Posté par ippolito le 3 août 2013

Et nos élus, seront-ils touchés par la réforme des retraites ?

En pleine réforme des retraites, le débat sur l’alignement des régimes du public et du privé bat son plein. Mais il existe un système qui devrait échapper aux grandes annonces attendues en septembre : 

celui des sénateurs et des députés. Et ce, sans que personne n’en parle. Retour sur ces petits privilèges dont bénéficient nos élus même à la retraite.

> La retraite des élus locaux : un régime de retraite aligné sur celui du privé

Le système de retraite des élus locaux n’est pas plus avantageux que celui des salariés du privé. Dès lors qu’ils perçoivent une indemnité de fonction (maires, maires adjoints, conseillers municipaux des communes de moins de 100.000 habitants, conseillers régionaux…), tous ont la possibilité de se constituer des droits à retraite. Ils sont cumulables avec ceux qu’ils ont acquis, par ailleurs, au titre d’une activité professionnelle.

S’ils ont quitté leur métier pour se consacrer à leur mandat, ils sont obligatoirement affiliés, dans les mêmes conditions que les agents non titulaires d’une collectivité territoriale, au régime général de la sécurité sociale et au régime complémentaire de retraite des agents non titulaires des collectivités publiques (Ircantec). 

Les conditions de liquidation de leur retraite de base et complémentaire sont alors alignées sur celles des salariés du secteur privé : ils peuvent donc prétendre à une retraite à taux plein à partir de l’âge du taux plein (65 ans progressivement porté à 67 ans), ou à partir de l’âge minimum de la retraite (60 ans progressivement porté à 62 ans) sous réserve qu’ils aient la durée d’assurance requise.

Ceux qui continuent à travailler, en parallèle de leur mandat, ne sont pas affiliés au régime de base de la sécurité sociale, mais cotisent uniquement auprès de l’Ircantec pour leur retraite complémentaire. 

Ils ont, toutefois, la possibilité de se constituer un complément individuel de retraite par capitalisation auprès du Fonds de pension des élus locaux (FONPEL) et de la Caisse autonome de retraite des élus locaux (CAREL), la moitié de leur cotisation étant alors prise en charge par la collectivité dans laquelle ils sont élus.

Les élus déjà retraités sont, de leur côté, soumis aux mêmes règles du cumul emploi/retraite que les autres. Il leur est de surcroît interdit de cumuler une retraite d’élu avec l’exercice d’un mandat de même catégorie. 

Conséquence : les personnes qui reprennent un mandat de même catégorie, après avoir commencé à percevoir leur retraite, voient le versement de leur retraite suspendu. En revanche, il est possible de cumuler une retraite d’élu avec des indemnités liées à un mandat électif différent.

> La retraite des députés et sénateurs : une régime raboté en 2010 mais encore très avantageux

En matière de retraite, les parlementaires sont plutôt vernis, même après un coup de rabot lors de la dernière réforme de 2010. Des petits plus ­auxquels nos élus ­restent très attachés…
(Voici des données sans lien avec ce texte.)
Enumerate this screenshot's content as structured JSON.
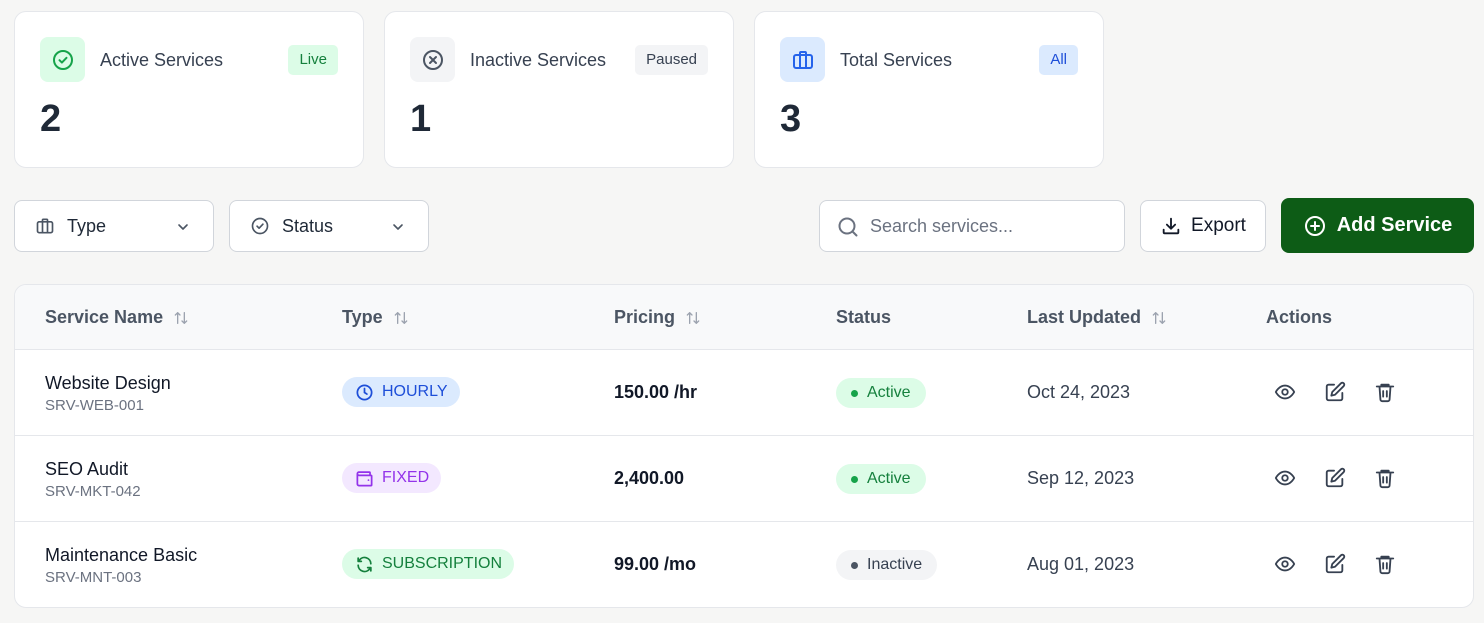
{
  "stats": [
    {
      "label": "Active Services",
      "badge": "Live",
      "value": "2"
    },
    {
      "label": "Inactive Services",
      "badge": "Paused",
      "value": "1"
    },
    {
      "label": "Total Services",
      "badge": "All",
      "value": "3"
    }
  ],
  "filters": {
    "type_label": "Type",
    "status_label": "Status"
  },
  "search": {
    "placeholder": "Search services..."
  },
  "toolbar": {
    "export_label": "Export",
    "add_label": "Add Service"
  },
  "table": {
    "headers": [
      "Service Name",
      "Type",
      "Pricing",
      "Status",
      "Last Updated",
      "Actions"
    ],
    "rows": [
      {
        "name": "Website Design",
        "code": "SRV-WEB-001",
        "type": "HOURLY",
        "pricing": "150.00 /hr",
        "status": "Active",
        "updated": "Oct 24, 2023"
      },
      {
        "name": "SEO Audit",
        "code": "SRV-MKT-042",
        "type": "FIXED",
        "pricing": "2,400.00",
        "status": "Active",
        "updated": "Sep 12, 2023"
      },
      {
        "name": "Maintenance Basic",
        "code": "SRV-MNT-003",
        "type": "SUBSCRIPTION",
        "pricing": "99.00 /mo",
        "status": "Inactive",
        "updated": "Aug 01, 2023"
      }
    ]
  },
  "icons": [
    "check-circle-icon",
    "x-circle-icon",
    "briefcase-icon",
    "chevron-down-icon",
    "search-icon",
    "download-icon",
    "plus-circle-icon",
    "sort-icon",
    "clock-icon",
    "wallet-icon",
    "refresh-icon",
    "eye-icon",
    "edit-icon",
    "trash-icon"
  ],
  "colors": {
    "primary": "#0d5c16",
    "live_bg": "#dcfce7",
    "live_text": "#15803d",
    "paused_bg": "#f3f4f6",
    "all_bg": "#dbeafe",
    "all_text": "#1d4ed8"
  }
}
Les députés sont affiliés à la Caisse de Pensions des Députés ; les sénateurs à la Caisse de Retraite des Anciens Sénateurs. Leurs retraites sont financées par une cotisation assise sur leur indemnité parlementaire et par une subvention financée par le budget de l’Assemblée Nationale et du Sénat. 

Elles visent à compenser la rupture de carrière professionnelle subie par les élus du fait de leur mandat électif, en leur garantissant un revenu durant leurs vieux jours.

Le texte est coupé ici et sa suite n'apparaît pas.